CJBU-FM
- Sydney, Nova Scotia; Canada;
- Broadcast area: Cape Breton Regional Municipality
- Frequency: 107.3 MHz
- Branding: Caper Radio

Programming
- Format: Campus radio

Ownership
- Owner: Caper Radio Incorporated

History
- Founded: 1993, as a closed-circuit station
- First air date: November 2015

Technical information
- ERP: 50 watts

Links
- Website: www.caperradio.ca

= CJBU-FM =

Radio station in Sydney, Nova Scotia

CJBU-FM, branded as Caper Radio, is a radio station in Sydney, Nova Scotia, Canada, which broadcasts as a campus and community radio format on the frequency of 107.3 MHz (FM). The station is owned and operated by Caper Radio Incorporated, a not-for-profit corporation controlled by its board of directors, and programmed by, and serving the students at Cape Breton University. Presently, Caper Radio is a member of the NCRA and offers a majority of programming in English, but also airs selections in French and third-language.

== History ==
Caper Radio (previously known as CAPR) was founded in 1993 at Cape Breton University, which was known as the University College of Cape Breton at the time. Starting off as a closed circuit radio station, Caper Radio was exclusively online for much of its lifespan. During its early years of operation, it was owned and operated by the students' union of the university but after a vote by its board of directors, it opted to leave and seek independence from the union in 1998 in order to be a separate non-profit entity. This caused a decade-long financial struggle for Caper Radio and subsequently halted the radio's expansion to a campus station, which was pending application at the time of the departure from the union.
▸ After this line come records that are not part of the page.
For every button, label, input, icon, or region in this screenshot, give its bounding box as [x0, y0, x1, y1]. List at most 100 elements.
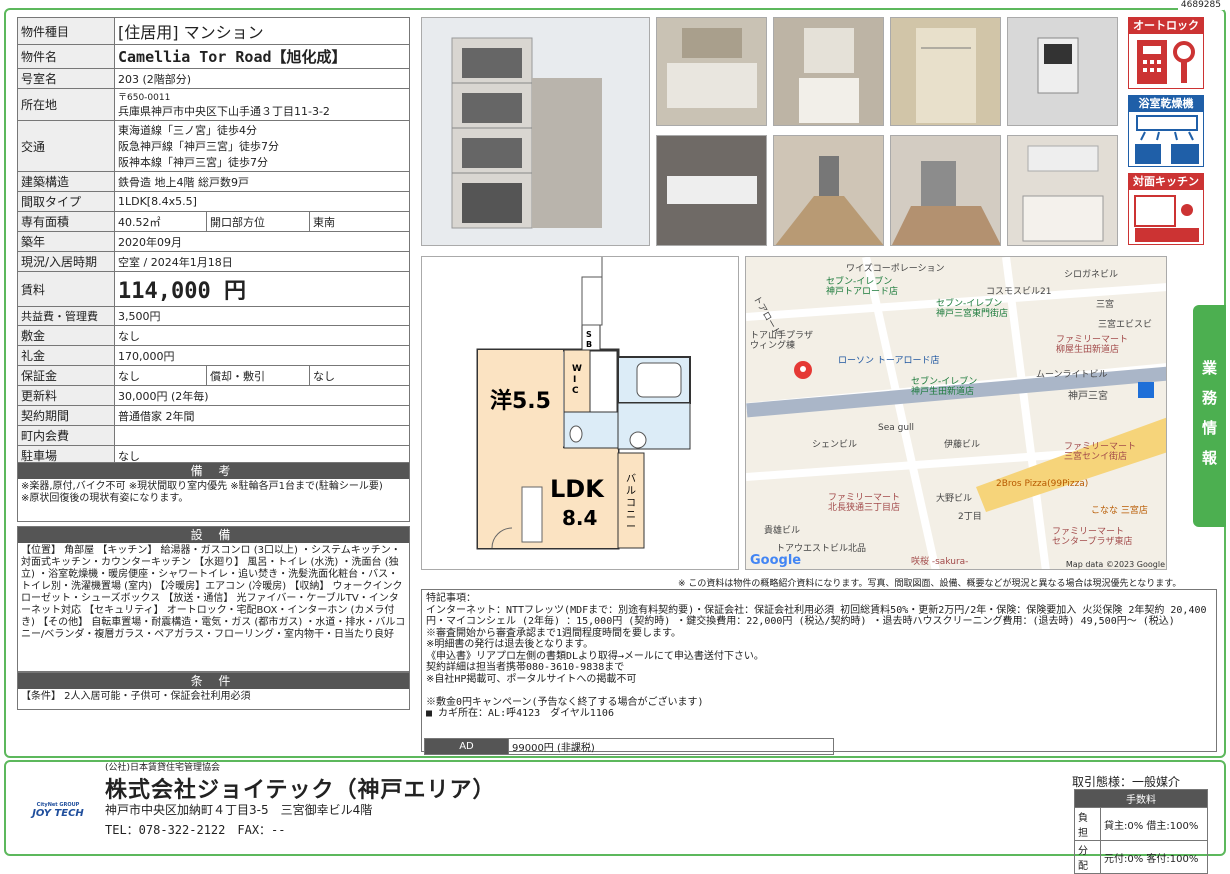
hallway-photo[interactable]	[773, 135, 884, 246]
map-label: 神戸三宮	[1068, 391, 1108, 402]
side-tab-business-info[interactable]: 業 務 情 報	[1193, 305, 1226, 527]
spec-key: 賃料	[17, 271, 115, 307]
spec-value: 普通借家 2年間	[114, 405, 410, 426]
room-label-balcony: バルコニー	[626, 473, 636, 533]
map-label: セブン-イレブン 神戸三宮東門街店	[936, 299, 1009, 319]
badge-autolock: オートロック	[1128, 17, 1204, 89]
map-label: トア山手プラザ ウィング棟	[750, 331, 814, 351]
bathroom-dryer-icon	[1135, 115, 1199, 164]
kitchen-icon	[1134, 195, 1199, 242]
company-address: 神戸市中央区加納町４丁目3-5 三宮御幸ビル4階	[105, 803, 373, 817]
badge-counter-kitchen: 対面キッチン	[1128, 173, 1204, 245]
bathroom-photo[interactable]	[656, 17, 767, 126]
spec-value: なし	[114, 325, 410, 346]
location-map[interactable]: ワイズコーポレーション シロガネビル コスモスビル21 セブン-イレブン 神戸ト…	[745, 256, 1167, 570]
special-notes: 特記事項： インターネット：NTTフレッツ(MDFまで：別途有料契約要)・保証会…	[421, 589, 1217, 752]
remarks-header: 備 考	[18, 463, 409, 479]
map-label: 2Bros Pizza(99Pizza)	[996, 479, 1089, 489]
kitchen-photo[interactable]	[1007, 135, 1118, 246]
address: 兵庫県神戸市中央区下山手通３丁目11-3-2	[118, 105, 330, 118]
spec-key: 間取タイプ	[17, 191, 115, 212]
spec-key: 交通	[17, 120, 115, 172]
ad-value: 99000円 (非課税)	[508, 738, 834, 755]
living-room-photo[interactable]	[890, 135, 1001, 246]
remarks-text: ※楽器,原付,バイク不可 ※現状間取り室内優先 ※駐輪各戸1台まで(駐輪シール要…	[21, 481, 383, 504]
company-phone: TEL：078-322-2122 FAX：--	[105, 823, 286, 837]
spec-value: 東南	[309, 211, 410, 232]
map-label: ファミリーマート 柳屋生田新道店	[1056, 335, 1129, 355]
badge-label: 対面キッチン	[1129, 174, 1203, 190]
map-label: コスモスビル21	[986, 287, 1052, 297]
property-name: Camellia Tor Road【旭化成】	[114, 44, 410, 69]
conditions-section: 条 件 【条件】 2人入居可能・子供可・保証会社利用必須	[17, 672, 410, 710]
floor-plan[interactable]: 洋5.5 LDK 8.4 WIC SB バルコニー	[421, 256, 739, 570]
fee-value: 元付:0% 客付:100%	[1100, 840, 1208, 874]
map-label: 2丁目	[958, 512, 982, 522]
spec-key: 所在地	[17, 88, 115, 121]
map-label: ローソン トーアロード店	[838, 356, 940, 366]
access-line: 阪急神戸線「神戸三宮」徒歩7分	[118, 140, 279, 153]
spec-value: 170,000円	[114, 345, 410, 366]
building-exterior-photo[interactable]	[421, 17, 650, 246]
map-label: 咲桜 -sakura-	[911, 557, 969, 567]
spec-value: 30,000円 (2年毎)	[114, 385, 410, 406]
ad-label: AD	[424, 738, 509, 755]
spec-key: 専有面積	[17, 211, 115, 232]
equipment-text: 【位置】 角部屋 【キッチン】 給湯器・ガスコンロ (3口以上) ・システムキッ…	[21, 545, 406, 640]
spec-value: 2020年09月	[114, 231, 410, 252]
spec-key: 開口部方位	[206, 211, 310, 232]
spec-key: 礼金	[17, 345, 115, 366]
intercom-photo[interactable]	[1007, 17, 1118, 126]
spec-key: 保証金	[17, 365, 115, 386]
badge-label: 浴室乾燥機	[1129, 96, 1203, 112]
conditions-header: 条 件	[18, 673, 409, 689]
spec-key: 物件種目	[17, 17, 115, 45]
map-label: セブン-イレブン 神戸トアロード店	[826, 277, 899, 297]
document-id: 4689285	[1177, 0, 1224, 10]
rent-price: 114,000 円	[114, 271, 410, 307]
map-label: ファミリーマート センタープラザ東店	[1052, 527, 1133, 547]
fee-table: 手数料 負担 貸主:0% 借主:100% 分配 元付:0% 客付:100%	[1074, 789, 1208, 874]
spec-value: なし	[309, 365, 410, 386]
postal-code: 〒650-0011	[118, 93, 171, 103]
spec-key: 築年	[17, 231, 115, 252]
map-label: ファミリーマート 三宮センイ街店	[1064, 442, 1137, 462]
company-logo: CityNet GROUP JOY TECH	[22, 802, 94, 826]
spec-key: 敷金	[17, 325, 115, 346]
closet-photo[interactable]	[890, 17, 1001, 126]
washroom-photo[interactable]	[773, 17, 884, 126]
spec-key: 町内会費	[17, 425, 115, 446]
badge-label: オートロック	[1129, 18, 1203, 34]
spec-value	[114, 425, 410, 446]
map-label: シェンビル	[812, 440, 858, 450]
map-label: 三宮エビスビ	[1098, 320, 1153, 330]
side-tab-label: 業 務 情 報	[1201, 359, 1217, 467]
map-attribution: Map data ©2023 Google	[1065, 560, 1165, 569]
spec-key: 物件名	[17, 44, 115, 69]
aircon-photo[interactable]	[656, 135, 767, 246]
spec-key: 契約期間	[17, 405, 115, 426]
room-label-ldk: LDK	[550, 475, 605, 503]
spec-key: 共益費・管理費	[17, 306, 115, 326]
room-size-ldk: 8.4	[562, 506, 597, 530]
spec-value: 空室 / 2024年1月18日	[114, 251, 410, 272]
google-logo: Google	[750, 553, 802, 568]
spec-key: 建築構造	[17, 171, 115, 192]
spec-value: [住居用] マンション	[114, 17, 410, 45]
equipment-header: 設 備	[18, 527, 409, 543]
fee-value: 貸主:0% 借主:100%	[1100, 807, 1208, 841]
fee-key: 分配	[1074, 840, 1101, 874]
spec-value: なし	[114, 365, 207, 386]
ad-table: AD 99000円 (非課税)	[424, 738, 834, 755]
conditions-text: 【条件】 2人入居可能・子供可・保証会社利用必須	[21, 691, 251, 702]
map-label: ムーンライトビル	[1036, 370, 1108, 380]
equipment-section: 設 備 【位置】 角部屋 【キッチン】 給湯器・ガスコンロ (3口以上) ・シス…	[17, 526, 410, 672]
remarks-section: 備 考 ※楽器,原付,バイク不可 ※現状間取り室内優先 ※駐輪各戸1台まで(駐輪…	[17, 462, 410, 522]
map-label: 三宮	[1096, 300, 1115, 310]
logo-text: JOY TECH	[32, 808, 84, 819]
map-label: 伊藤ビル	[944, 440, 981, 450]
spec-value: 鉄骨造 地上4階 総戸数9戸	[114, 171, 410, 192]
spec-value: 40.52㎡	[114, 211, 207, 232]
access-line: 東海道線「三ノ宮」徒歩4分	[118, 124, 257, 137]
spec-key: 更新料	[17, 385, 115, 406]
In March 2013, Caper Radio launched a live music fundraiser event called "On the Brink" which helped gather funds to purchase a low-power radio transmitter. Following the event's success, the radio station finally fulfilled its first step in seeking an FM approval by submitting an application to the CRTC requesting an English-language developmental license with a low-power transmission of 5 watts.

In May 2015, Caper Radio received approval from the CRTC to operate at 107.3 MHz with an effective radiated power of 5 watts (non-directional antenna with an effective height of antenna above average terrain of 9.7 metres).

== Present ==
In July 2019, Caper Radio received its approval for a campus radio license from the CRTC and will launch as a 50 watt radio station by the end of the year.

Caper Radio's mandate is to play local, independent and alternative music that may not be heard on other stations within the CBRM area. In July 2019, the radio station was awarded the Local Talent Development Award by the NCRA in recognition of its work towards promoting local artists of the Cape Breton area and hosting events that are accessible to the youth of their local communities.

Since 1994, Caper Radio has been hosting an annual local music festival called Gobblefest Music Festival, which showcases the talents of artists and musicians in the local music scene, showcasing a wide variety of alternative music. In October 2019, Caper Radio will be hosting the twenty-fifth anniversary of the first Gobblefest.